Skillet Apple Pork Chops with Roasted Sweet Potatoes & Zucchini
kcal
- Carbs
- 76g
- Protein
- 50g
- Fat
- 21g
Per serving
Prep
15 min
Cook
30 min
Servings
2
Difficulty
Easy
Ingredients
- 500 gSweet potato
- 180 gApple
- 2 pcsGarlic
- 1 pcsLemon
- 360 gPork chop
- 200 gZucchini
- 1 pcsBouillon cube
- 1 tbspOil
- 1.5 tspSugar
- 2 tbspButter
- 120 mlWater
- 1 tspSalt
- 0.5 tspPepper
Instructions
- 1
Prep & Preheat
- Adjust oven racks to top and middle positions and preheat oven to 230 °C (450 °F).
- Dice sweet potatoes into ~1–1.5 cm cubes. Toss on a baking sheet with a drizzle of vegetable oil, salt and pepper and place on the top rack; roast 12 minutes.
- 2
Prepare produce
- Halve, core and thinly slice the apple. Mince the garlic. Quarter the lemon.
- Trim and halve the zucchini lengthwise and slice into 1.5 cm half-moons. Toss zucchini on a second baking sheet with oil, salt and pepper and set aside.
- 3
Sear pork chops
- Pat pork chops dry and season with salt and pepper.
- Heat a drizzle of oil in a large pan over medium-high heat. Add pork and cook 4–5 minutes per side until browned and cooked through. Transfer to a plate.
- 4
Finish roasting
- After the sweet potatoes have roasted 12 minutes, put the zucchini sheet on the middle rack and continue roasting both sheets 12–15 minutes more until browned and tender.
- 5
Make apple glaze
- Melt 1 TBSP butter in the pan used for pork over medium-high heat.
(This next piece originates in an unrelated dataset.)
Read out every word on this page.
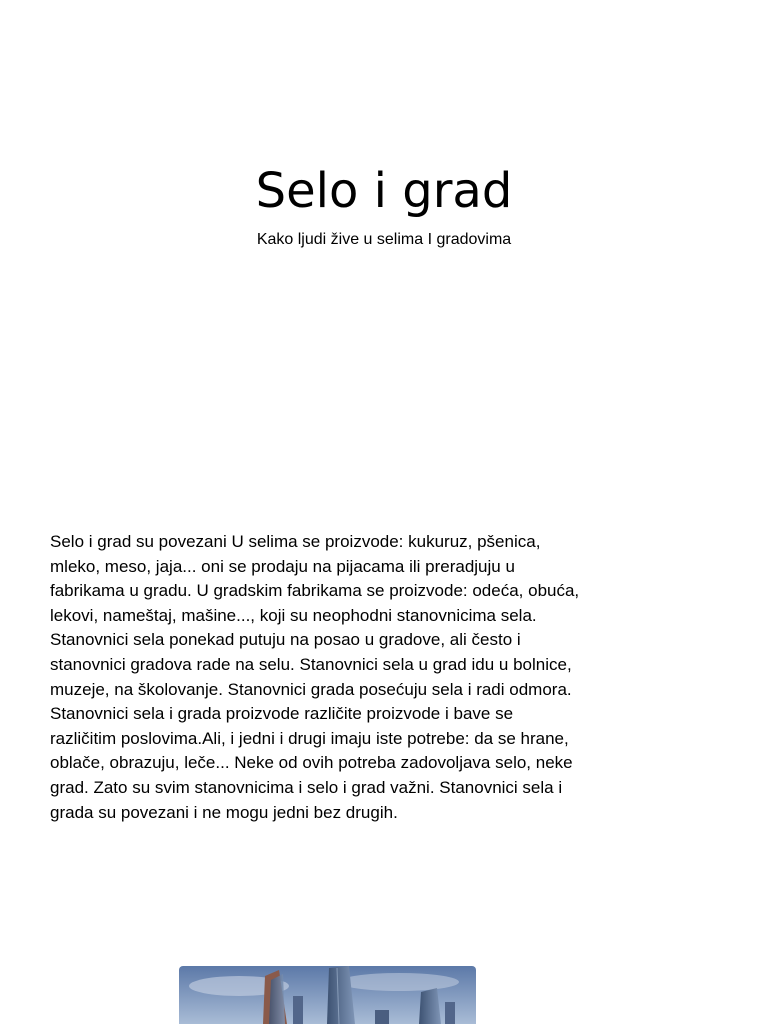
Selo i grad

Kako ljudi žive u selima I gradovima

Selo i grad su povezani U selima se proizvode: kukuruz, pšenica, mleko, meso, jaja... oni se prodaju na pijacama ili preradjuju u fabrikama u gradu. U gradskim fabrikama se proizvode: odeća, obuća, lekovi, nameštaj, mašine..., koji su neophodni stanovnicima sela. Stanovnici sela ponekad putuju na posao u gradove, ali često i stanovnici gradova rade na selu. Stanovnici sela u grad idu u bolnice, muzeje, na školovanje. Stanovnici grada posećuju sela i radi odmora. Stanovnici sela i grada proizvode različite proizvode i bave se različitim poslovima.Ali, i jedni i drugi imaju iste potrebe: da se hrane, oblače, obrazuju, leče... Neke od ovih potreba zadovoljava selo, neke grad. Zato su svim stanovnicima i selo i grad važni. Stanovnici sela i grada su povezani i ne mogu jedni bez drugih.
- Add apple, season, cook 2–3 minutes; add garlic and cook 30 seconds. Add 120 ml water, chicken stock cube and 1½ tsp sugar. Cook until sauce thickens and apples are very tender, 3–5 minutes.
- Remove from heat and stir in remaining 1 TBSP butter and a squeeze of lemon juice.
- 6
Serve
- Divide pork, sweet potatoes and zucchini between plates. Top pork with the glazed apple sauce and finish zucchini with a squeeze of lemon.